Vulgariser est toujours une entreprise ardue qui conduit à catégoriser donc à séparer avant de réunir et à user de métaphores. Ici la dissociation des modes d’approche du monde qui est proposée ne pourrait-elle pas être d’insister davantage sur les synergies : le plaisir ne peut-il pas découler de l’imagination ou de l’inférence, cette dernière ne surgit-elle pas parfois de l’imagination ?…

Les quatre parties qui suivent mettent l’accent successivement sur le corps apprenant, sur nos émotions apprenantes, sur nos pensées apprenantes et enfin sur les liens corps-cœur-pensée. Les très nombreux témoignages de situations rapportées rendent la lecture fluide et très agréable. Ces témoignages, d’une part, nous font revenir aux éléments de la partie un et, d’autre part, découvrir l’importante synergie qui active le corps, l’émotion et la pensée en situation inattendue et signifiante.

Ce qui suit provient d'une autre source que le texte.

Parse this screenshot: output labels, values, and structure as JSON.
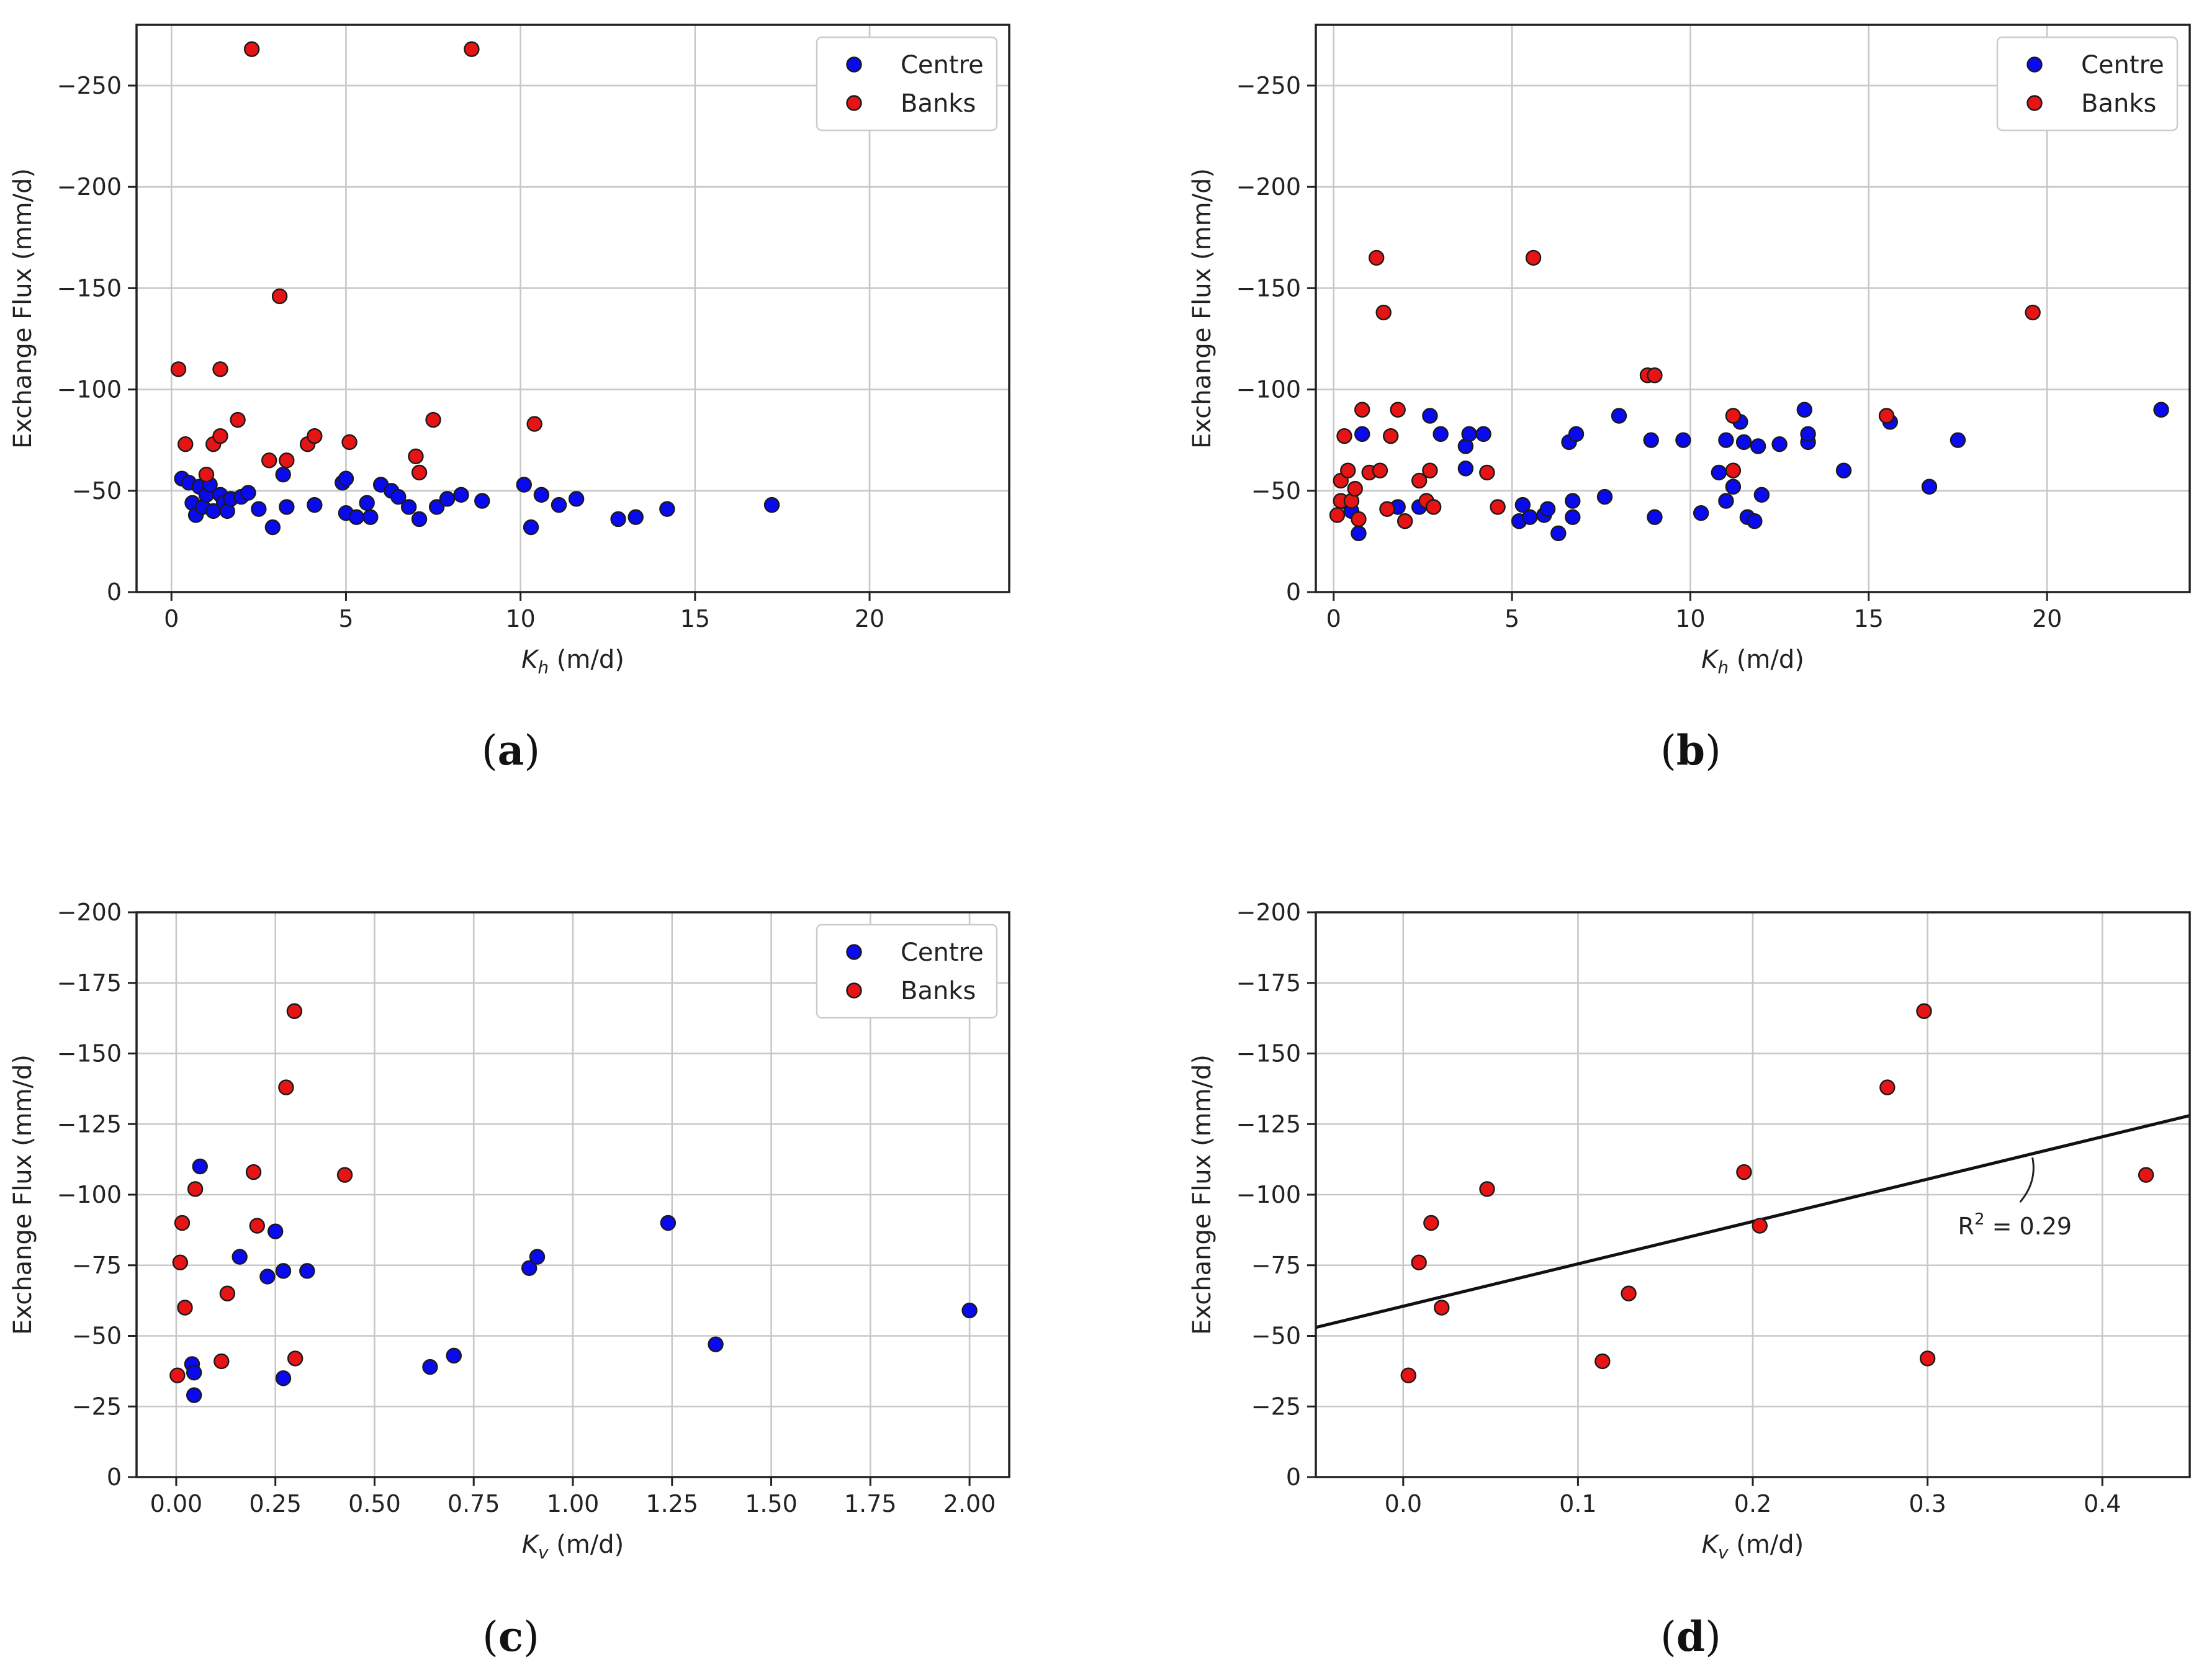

  • L’intérêt de l’ouvrage réside encore dans les fiches de travail et la banque de ressources pour l’enseignant, qu’il est possible de découvrir en ligne ainsi qu’aux cahiers pratiques toujours en ligne destinés aux parents et aux élèves. Le tout accompagnant gratuitement le livre.

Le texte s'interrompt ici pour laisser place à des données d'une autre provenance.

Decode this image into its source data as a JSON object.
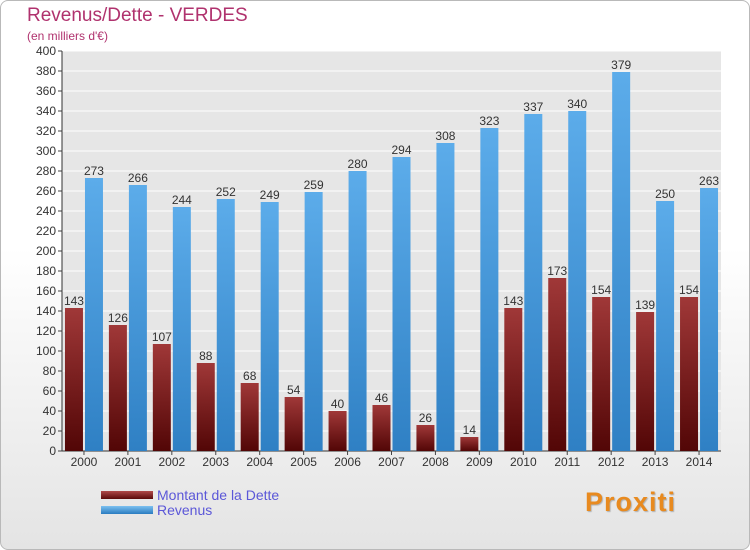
{
  "chart_data": {
    "type": "bar",
    "title": "Revenus/Dette - VERDES",
    "subtitle": "(en milliers d'€)",
    "categories": [
      "2000",
      "2001",
      "2002",
      "2003",
      "2004",
      "2005",
      "2006",
      "2007",
      "2008",
      "2009",
      "2010",
      "2011",
      "2012",
      "2013",
      "2014"
    ],
    "series": [
      {
        "name": "Montant de la Dette",
        "values": [
          143,
          126,
          107,
          88,
          68,
          54,
          40,
          46,
          26,
          14,
          143,
          173,
          154,
          139,
          154
        ],
        "color": "#7d1c1c"
      },
      {
        "name": "Revenus",
        "values": [
          273,
          266,
          244,
          252,
          249,
          259,
          280,
          294,
          308,
          323,
          337,
          340,
          379,
          250,
          263
        ],
        "color": "#4aa0e0"
      }
    ],
    "ylim": [
      0,
      400
    ],
    "yticks": [
      0,
      20,
      40,
      60,
      80,
      100,
      120,
      140,
      160,
      180,
      200,
      220,
      240,
      260,
      280,
      300,
      320,
      340,
      360,
      380,
      400
    ],
    "grid": true,
    "legend_position": "bottom-left"
  },
  "brand": {
    "logo_text": "Proxiti"
  }
}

  • Dernier intérêt de cet ouvrage : la fortune de capsules neuro et l’abondance d’illustrations et de tableaux rendant la lecture agréable et limpide ; enfin la richesse de ressources bibliographiques.

Certains ouvrages cherchent à dicter l’accompagnement en formation ou en classe à partir de données neurobiologiques qui prennent de fait un ascendant sur des hypothèses d’action fondées sur des choix d’actions pédagogique, éthique, psychologique, didactique.  Le cerveau au cœur des apprentissages se justifie par une démarche inverse, cherchant à éclairer par la science biologique les hypothèses d’action précédentes. C’est là son grand intérêt. : éclairer et non prescrire en établissant un pont entre les sciences humaines et sociales et les sciences biologiques.